IEEE Trans Pattern Anal Mach Intell. 2020 Nov;42(11):2926-2943. doi: 10.1109/TPAMI.2019.2916881. Epub 2019 May 14.
Given a tiny face image, existing face hallucination methods aim at super-resolving its high-resolution (HR) counterpart by learning a mapping from an exemplary dataset. Since a low-resolution (LR) input patch may correspond to many HR candidate patches, this ambiguity may lead to distorted HR facial details and wrong attributes such as gender reversal and rejuvenation. An LR input contains low-frequency facial components of its HR version while its residual face image, defined as the difference between the HR ground-truth and interpolated LR images, contains the missing high-frequency facial details. We demonstrate that supplementing residual images or feature maps with additional facial attribute information can significantly reduce the ambiguity in face super-resolution. To explore this idea, we develop an attribute-embedded upsampling network, which consists of an upsampling network and a discriminative network. The upsampling network is composed of an autoencoder with skip-connections, which incorporates facial attribute vectors into the residual features of LR inputs at the bottleneck of the autoencoder, and deconvolutional layers used for upsampling. The discriminative network is designed to examine whether super-resolved faces contain the desired attributes or not and then its loss is used for updating the upsampling network. In this manner, we can super-resolve tiny (16×16 pixels) unaligned face images with a large upscaling factor of 8× while reducing the uncertainty of one-to-many mappings remarkably. By conducting extensive evaluations on a large-scale dataset, we demonstrate that our method achieves superior face hallucination results and outperforms the state-of-the-art.

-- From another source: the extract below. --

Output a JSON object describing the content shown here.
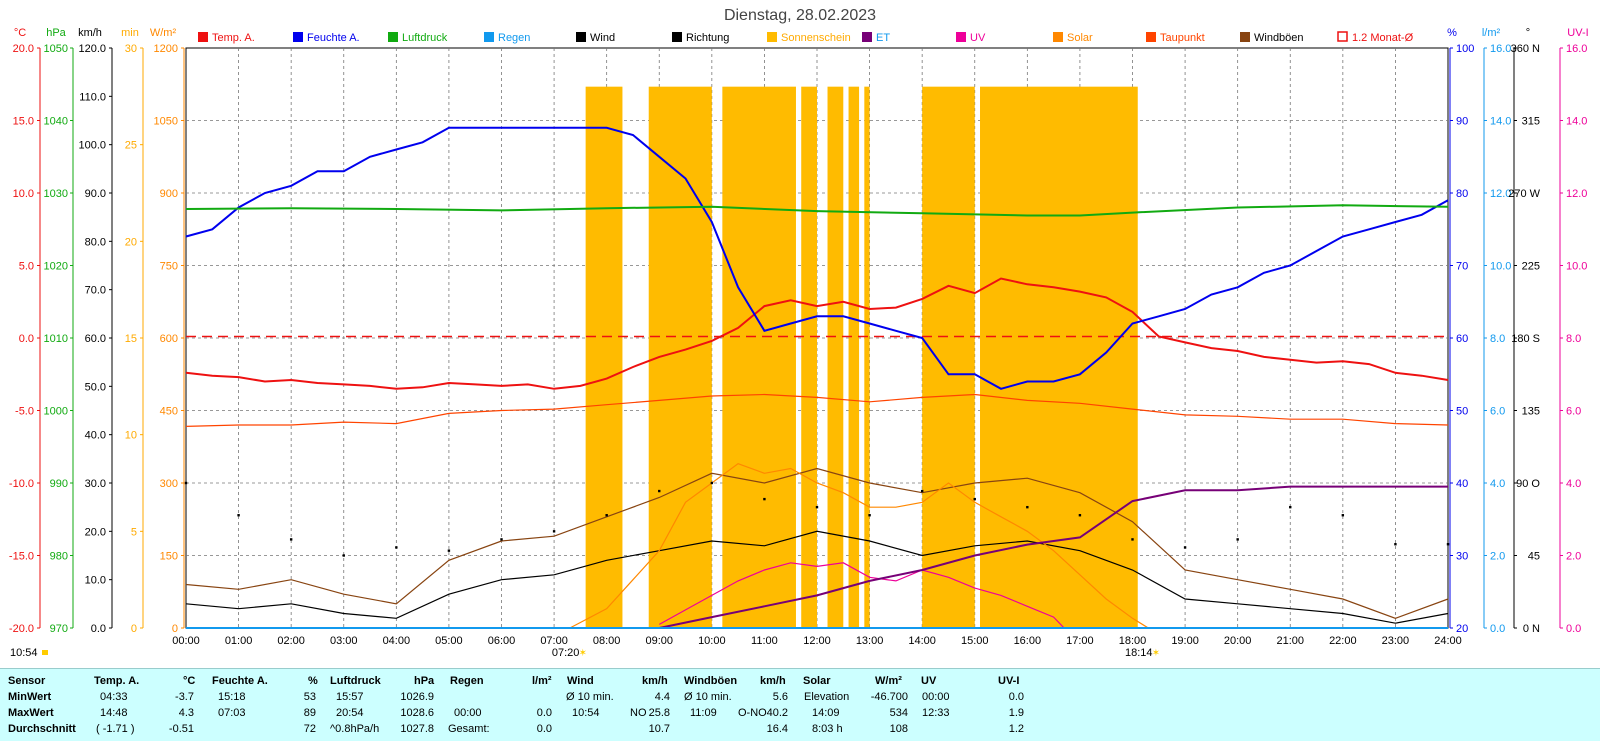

给定一张小尺寸人脸图像,现有的人脸超分辨率方法旨在通过从示例数据集学习映射来对其进行高分辨率(HR)重建。由于低分辨率(LR)输入块可能对应于许多 HR 候选块,因此这种歧义可能导致 HR 人脸细节扭曲和错误的属性,如性别反转和年轻化。LR 输入包含其 HR 版本的低频面部成分,而其残差人脸图像(定义为 HR 真实值与插值 LR 图像之间的差异)包含缺失的高频面部细节。我们证明,通过补充残差图像或特征图中的额外面部属性信息,可以显著减少人脸超分辨率中的歧义。为了探索这一想法,我们开发了一种具有属性嵌入的上采样网络,它由上采样网络和判别网络组成。上采样网络由带 skip-connection 的自动编码器组成,该自动编码器将面部属性向量合并到 LR 输入的残差特征中,该残差特征位于自动编码器的瓶颈处,同时使用卷积层进行上采样。判别网络旨在检查超分辨率人脸是否包含所需的属性,如果是,则使用其损失来更新上采样网络。通过这种方式,我们可以以 8 倍的大放大倍数超分辨小尺寸(16×16 像素)未对齐的人脸图像,同时显著降低一对多映射的不确定性。通过在大规模数据集上进行广泛评估,我们证明了我们的方法可以实现优越的人脸幻觉效果,并优于现有技术。